Mohawk Nation Teams Up with Stars Group on New York Sports Book, Stars Eyes Future Online Potential
Posted on: July 10, 2019, 01:45h.
Last updated on: July 11, 2019, 12:52h.
The Saint Regis Mohawk Nation of New York will partner with the Stars Group to bring sports betting to the Akwesasne Mohawk Casino Resort in the northern part of the state near the Canadian border.
The tribe said Tuesday it had started construction on what will be known as “Stick’s Sports Bar & Sports Book.” It’s tentatively scheduled to open in the fall.
The Stars Group will provide “support services for the launch and operation” of the sportsbook, but the big draw for the exclusively online operator is an option written into the deal to “operate and brand real-money online sports betting, poker, and casino in New York on a first skin basis.”
That’s subject to license availability, of course, because none of those are yet legal in the state. Should they become so, the state would quickly become the biggest sports betting and online gaming market in the US.
Two Tribes on Board
The Mohawk becomes the second tribal operator in the state to announce their intention to capitalize on the repeal of the Professional and Amateur Sports Protection Act (PASPA), which restricted sports betting in almost all states. The Oneida Nation said in May it would launch a sports book later this year, in partnership with Scientific Games and Caesars Entertainment.
The state’s other tribal operator, the Seneca Nation, is engaged in a $255 million casino revenue-share dispute with state leaders. Tribal leaders have said they are “exploring its options” with regards to sports betting.
The tribes can offer sports betting under the terms of their compacts, which gives them the right to operate any type of class III gaming, provided it is available commercially anywhere else in the state.
Sportsbooks to Open for NFL Season
New York residents authorized sports betting in 2013 when they voted to legalize commercial casino gaming. That amendment created licenses for the four casinos now in operation upstate.
After the US Supreme Court decision on PASPA, the four casinos and the tribes needed the New York Gaming Commission to create and approve sports betting regulations.

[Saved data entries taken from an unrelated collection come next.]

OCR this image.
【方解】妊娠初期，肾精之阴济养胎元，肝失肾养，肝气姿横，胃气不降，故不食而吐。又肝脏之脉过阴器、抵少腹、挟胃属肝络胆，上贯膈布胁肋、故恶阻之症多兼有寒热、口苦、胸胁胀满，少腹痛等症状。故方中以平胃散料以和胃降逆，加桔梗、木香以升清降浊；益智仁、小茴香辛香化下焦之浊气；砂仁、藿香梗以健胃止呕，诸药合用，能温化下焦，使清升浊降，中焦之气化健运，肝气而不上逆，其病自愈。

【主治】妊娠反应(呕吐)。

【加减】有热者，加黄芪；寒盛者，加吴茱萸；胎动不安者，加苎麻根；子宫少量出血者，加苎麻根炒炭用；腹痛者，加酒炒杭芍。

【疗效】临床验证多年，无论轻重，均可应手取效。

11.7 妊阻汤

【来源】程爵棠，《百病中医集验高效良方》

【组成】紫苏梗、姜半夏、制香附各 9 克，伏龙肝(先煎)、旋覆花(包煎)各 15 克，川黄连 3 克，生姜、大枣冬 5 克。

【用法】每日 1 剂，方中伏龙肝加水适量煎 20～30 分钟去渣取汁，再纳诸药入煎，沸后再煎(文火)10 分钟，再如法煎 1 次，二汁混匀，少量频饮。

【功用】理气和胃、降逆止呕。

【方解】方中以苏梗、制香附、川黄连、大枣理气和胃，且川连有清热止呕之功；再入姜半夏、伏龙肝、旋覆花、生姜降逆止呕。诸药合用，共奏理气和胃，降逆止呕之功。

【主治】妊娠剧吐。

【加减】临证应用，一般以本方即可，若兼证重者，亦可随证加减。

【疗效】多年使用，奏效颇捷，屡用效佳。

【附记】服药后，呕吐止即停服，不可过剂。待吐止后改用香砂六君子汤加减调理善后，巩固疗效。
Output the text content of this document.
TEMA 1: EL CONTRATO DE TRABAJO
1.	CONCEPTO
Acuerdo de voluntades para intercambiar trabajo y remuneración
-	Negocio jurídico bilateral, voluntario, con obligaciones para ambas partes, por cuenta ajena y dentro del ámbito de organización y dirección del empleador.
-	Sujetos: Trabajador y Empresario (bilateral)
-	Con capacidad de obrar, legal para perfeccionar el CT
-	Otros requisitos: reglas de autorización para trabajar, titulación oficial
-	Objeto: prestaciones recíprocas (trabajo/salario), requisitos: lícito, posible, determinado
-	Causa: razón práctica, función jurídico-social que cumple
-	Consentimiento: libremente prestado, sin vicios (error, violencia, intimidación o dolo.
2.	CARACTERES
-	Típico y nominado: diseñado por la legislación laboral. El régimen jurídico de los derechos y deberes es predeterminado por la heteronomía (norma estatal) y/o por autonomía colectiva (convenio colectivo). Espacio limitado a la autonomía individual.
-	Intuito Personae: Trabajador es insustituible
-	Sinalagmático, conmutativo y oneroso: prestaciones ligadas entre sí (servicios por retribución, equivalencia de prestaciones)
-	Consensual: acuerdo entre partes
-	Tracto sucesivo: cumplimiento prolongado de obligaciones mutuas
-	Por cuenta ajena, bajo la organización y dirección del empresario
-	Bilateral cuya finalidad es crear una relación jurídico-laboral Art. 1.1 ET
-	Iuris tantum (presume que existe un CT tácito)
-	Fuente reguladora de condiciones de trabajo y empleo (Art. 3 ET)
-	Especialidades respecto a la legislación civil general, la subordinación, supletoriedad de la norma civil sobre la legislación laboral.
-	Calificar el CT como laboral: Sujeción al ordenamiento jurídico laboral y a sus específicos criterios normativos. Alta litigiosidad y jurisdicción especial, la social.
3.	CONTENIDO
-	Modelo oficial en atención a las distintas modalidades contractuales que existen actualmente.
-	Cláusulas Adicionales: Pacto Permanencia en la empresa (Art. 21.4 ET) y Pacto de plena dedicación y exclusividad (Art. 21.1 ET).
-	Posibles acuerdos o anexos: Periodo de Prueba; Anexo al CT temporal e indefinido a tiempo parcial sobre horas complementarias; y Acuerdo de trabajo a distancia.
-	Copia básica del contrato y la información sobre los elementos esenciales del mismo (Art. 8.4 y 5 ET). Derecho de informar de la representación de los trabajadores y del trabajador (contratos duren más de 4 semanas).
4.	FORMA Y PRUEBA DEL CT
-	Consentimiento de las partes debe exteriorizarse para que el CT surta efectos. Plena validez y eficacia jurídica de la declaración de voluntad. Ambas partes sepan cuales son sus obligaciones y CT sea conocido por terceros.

Those rules were signed off early last month. Most operators will be looking to get their operations up in time for the new NFL season in September.
Future is Mobile
For now, sports betting will be land-based only after a legislative effort to add mobile betting failed during the session that just ended. However, the effort will resume next year, likely with the encouragement of Stars Group and Fox Sports lobbyists.
In May, Fox acquired a 4.99 percent share of the Stars Group for $236 million in a deal that will see Stars’ US-facing sports betting operations rebranded as FoxBet. It’s the first such deal between a gambling operator and a mainstream broadcaster in the US.
Analysts Eilers & Krejcik Gaming have estimated that a mature New York market with full-scale mobile sports betting would generate just over $1 billion in revenues per year.